Since Violet was full of vim and vigor and anger-inducing chemo, she actually answered people with things like, “I have cancer. I’d hate for my kids to see me like this and I’d hate to not be able to take care of them because I have to sleep all the time. Besides, I can’t even have a lot of visitors because I have a shitty immune system at the moment and kids, being the little germ machines that they are, could possibly kill me right now. So, I’m sorry that you’re sorry, but I’m not sorry. Besides, I never wanted kids and having cancer hasn’t changed that.”

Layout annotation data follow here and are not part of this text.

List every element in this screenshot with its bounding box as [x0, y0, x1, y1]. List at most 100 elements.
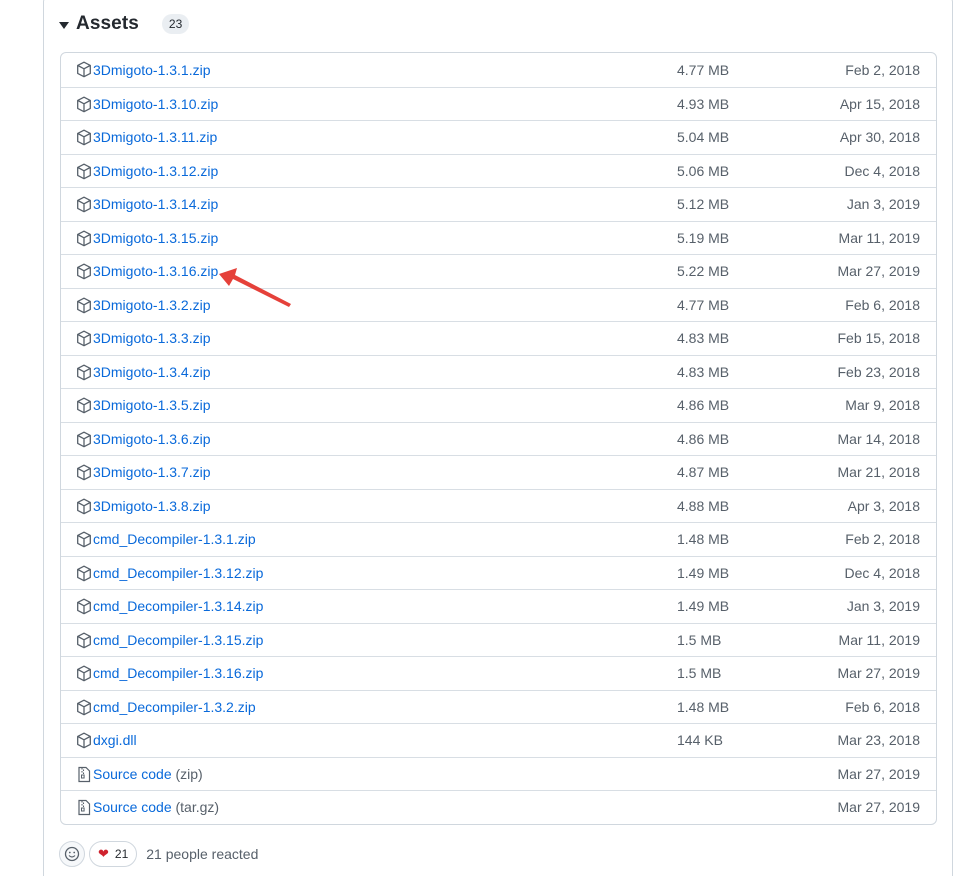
asset-download-link[interactable]: 3Dmigoto-1.3.3.zip — [93, 330, 211, 346]
package-icon — [76, 364, 92, 381]
asset-name: cmd_Decompiler-1.3.16.zip — [93, 665, 264, 682]
package-icon — [76, 163, 92, 180]
asset-download-link[interactable]: cmd_Decompiler-1.3.15.zip — [93, 632, 263, 648]
reactions-summary: 21 people reacted — [146, 846, 259, 862]
asset-size: 5.12 MB — [677, 196, 730, 213]
asset-download-link[interactable]: 3Dmigoto-1.3.6.zip — [93, 431, 211, 447]
asset-row: 3Dmigoto-1.3.2.zip 4.77 MB Feb 6, 2018 — [61, 287, 936, 322]
asset-row: 3Dmigoto-1.3.14.zip 5.12 MB Jan 3, 2019 — [61, 187, 936, 221]
triangle-down-icon — [59, 21, 69, 29]
package-icon — [76, 330, 92, 347]
asset-date: Jan 3, 2019 — [846, 196, 920, 213]
asset-date: Apr 30, 2018 — [839, 129, 920, 146]
file-zip-icon — [76, 799, 92, 816]
asset-download-link[interactable]: 3Dmigoto-1.3.15.zip — [93, 230, 218, 246]
asset-size: 1.5 MB — [677, 665, 722, 682]
asset-size: 1.49 MB — [677, 564, 730, 581]
asset-size: 4.93 MB — [677, 95, 730, 112]
package-icon — [76, 263, 92, 280]
asset-download-link[interactable]: 3Dmigoto-1.3.8.zip — [93, 498, 211, 514]
package-icon — [76, 96, 92, 113]
asset-row: cmd_Decompiler-1.3.2.zip 1.48 MB Feb 6, 2… — [61, 689, 936, 724]
asset-name-suffix: (zip) — [175, 765, 203, 782]
assets-toggle[interactable]: Assets 23 — [59, 10, 190, 38]
asset-row: 3Dmigoto-1.3.7.zip 4.87 MB Mar 21, 2018 — [61, 455, 936, 489]
asset-download-link[interactable]: 3Dmigoto-1.3.14.zip — [93, 196, 218, 212]
asset-download-link[interactable]: 3Dmigoto-1.3.1.zip — [93, 62, 211, 78]
asset-row: 3Dmigoto-1.3.11.zip 5.04 MB Apr 30, 2018 — [61, 120, 936, 154]
asset-name: Source code — [93, 799, 172, 816]
asset-download-link[interactable]: cmd_Decompiler-1.3.2.zip — [93, 699, 256, 715]
asset-download-link[interactable]: dxgi.dll — [93, 732, 137, 748]
asset-name: 3Dmigoto-1.3.16.zip — [93, 263, 219, 280]
asset-date: Mar 27, 2019 — [837, 665, 921, 682]
asset-download-link[interactable]: cmd_Decompiler-1.3.1.zip — [93, 531, 256, 547]
asset-date: Feb 6, 2018 — [845, 698, 920, 715]
asset-name: 3Dmigoto-1.3.1.zip — [93, 61, 211, 78]
heart-reaction-button[interactable]: ❤ 21 — [89, 841, 138, 867]
asset-date: Apr 3, 2018 — [847, 497, 920, 514]
asset-name: cmd_Decompiler-1.3.14.zip — [93, 598, 264, 615]
asset-size: 5.22 MB — [677, 263, 730, 280]
asset-name-suffix: (tar.gz) — [175, 799, 220, 816]
asset-download-link[interactable]: 3Dmigoto-1.3.11.zip — [93, 129, 217, 145]
asset-name: cmd_Decompiler-1.3.12.zip — [93, 564, 264, 581]
package-icon — [76, 129, 92, 146]
assets-title: Assets — [76, 13, 139, 34]
asset-download-link[interactable]: 3Dmigoto-1.3.2.zip — [93, 297, 211, 313]
asset-size: 4.86 MB — [677, 430, 730, 447]
asset-size: 4.86 MB — [677, 397, 730, 414]
asset-date: Jan 3, 2019 — [846, 598, 920, 615]
asset-date: Mar 27, 2019 — [837, 765, 921, 782]
asset-download-link[interactable]: cmd_Decompiler-1.3.12.zip — [93, 565, 263, 581]
asset-size: 144 KB — [677, 732, 723, 749]
asset-size: 5.06 MB — [677, 162, 730, 179]
asset-download-link[interactable]: cmd_Decompiler-1.3.14.zip — [93, 598, 263, 614]
asset-row: 3Dmigoto-1.3.10.zip 4.93 MB Apr 15, 2018 — [61, 86, 936, 121]
asset-size: 4.83 MB — [677, 363, 730, 380]
package-icon — [76, 565, 92, 582]
asset-name: 3Dmigoto-1.3.11.zip — [93, 129, 218, 146]
asset-date: Dec 4, 2018 — [844, 564, 921, 581]
asset-download-link[interactable]: 3Dmigoto-1.3.4.zip — [93, 364, 211, 380]
asset-download-link[interactable]: 3Dmigoto-1.3.12.zip — [93, 163, 218, 179]
asset-name: cmd_Decompiler-1.3.2.zip — [93, 698, 256, 715]
package-icon — [76, 498, 92, 515]
asset-download-link[interactable]: 3Dmigoto-1.3.16.zip — [93, 263, 218, 279]
asset-download-link[interactable]: cmd_Decompiler-1.3.16.zip — [93, 665, 263, 681]
asset-date: Apr 15, 2018 — [839, 95, 920, 112]
package-icon — [76, 732, 92, 749]
asset-download-link[interactable]: 3Dmigoto-1.3.7.zip — [93, 464, 211, 480]
package-icon — [76, 196, 92, 213]
add-reaction-button[interactable] — [59, 841, 85, 867]
asset-row: 3Dmigoto-1.3.12.zip 5.06 MB Dec 4, 2018 — [61, 153, 936, 188]
heart-icon: ❤ — [98, 846, 109, 861]
package-icon — [76, 531, 92, 548]
asset-date: Dec 4, 2018 — [844, 162, 921, 179]
asset-name: 3Dmigoto-1.3.4.zip — [93, 363, 211, 380]
reactions-bar: ❤ 21 21 people reacted — [59, 840, 258, 868]
asset-size: 1.49 MB — [677, 598, 730, 615]
asset-row: Source code (zip) Mar 27, 2019 — [61, 756, 936, 791]
asset-date: Mar 9, 2018 — [845, 397, 920, 414]
asset-row: 3Dmigoto-1.3.1.zip 4.77 MB Feb 2, 2018 — [61, 53, 936, 87]
asset-date: Mar 23, 2018 — [837, 732, 921, 749]
package-icon — [76, 665, 92, 682]
asset-row: 3Dmigoto-1.3.4.zip 4.83 MB Feb 23, 2018 — [61, 354, 936, 389]
asset-row: 3Dmigoto-1.3.15.zip 5.19 MB Mar 11, 2019 — [61, 220, 936, 255]
asset-size: 1.48 MB — [677, 531, 730, 548]
asset-download-link[interactable]: 3Dmigoto-1.3.10.zip — [93, 96, 218, 112]
asset-download-link[interactable]: 3Dmigoto-1.3.5.zip — [93, 397, 211, 413]
asset-name: 3Dmigoto-1.3.2.zip — [93, 296, 211, 313]
asset-name: 3Dmigoto-1.3.3.zip — [93, 330, 211, 347]
asset-download-link[interactable]: Source code (zip) — [93, 766, 203, 782]
asset-date: Feb 6, 2018 — [845, 296, 920, 313]
asset-size: 4.87 MB — [677, 464, 730, 481]
asset-date: Mar 27, 2019 — [837, 799, 921, 816]
asset-date: Feb 2, 2018 — [845, 61, 920, 78]
asset-date: Feb 2, 2018 — [845, 531, 920, 548]
asset-row: 3Dmigoto-1.3.3.zip 4.83 MB Feb 15, 2018 — [61, 321, 936, 355]
asset-row: cmd_Decompiler-1.3.12.zip 1.49 MB Dec 4, … — [61, 555, 936, 590]
asset-download-link[interactable]: Source code (tar.gz) — [93, 799, 219, 815]
asset-date: Mar 14, 2018 — [837, 430, 921, 447]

Luckily, my sister Lynne is a mother of three grown children and so she had the freedom and time to visit from Vermont to help out and get told by Violet that she wasn’t making toast correctly. My guitar-strumming, folk-singing sister Lynne has never questioned her sisters’ choices not to have kids. Mainly because she’d rather work in the garden in her backyard, deep in the woods and high in the mountains of Vermont, than bother telling anyone how to live her life. (She knows how complicated it is for us just being aunts. You want to bum a cigarette off your seventeen-year-old niece and ask your nephew in college if he has any pot, but you know it’s inappropriate. Just kidding, Lynne!)

Violet confessed that even though she felt sick all of the time from the chemo, she kind of enjoyed the time off from taking care of four horses and working full-time at a brokerage firm. She was tired. (Yes! People without kids also get tired!) And she had enough to deal with—our dad was at her house every day asking the same questions over and over: “Where do you keep your paper towels?” And my mother was saying things like: “Your hospital bills are high, are you sure you want to start buying organic vegetables?”

WHEN I TOLD my parents Matt and I were splitting up, my mom said, “Jennifah, my other two daughters are divorced and now you’re getting a divorce? I have to ask you. Was it something your father and I did?”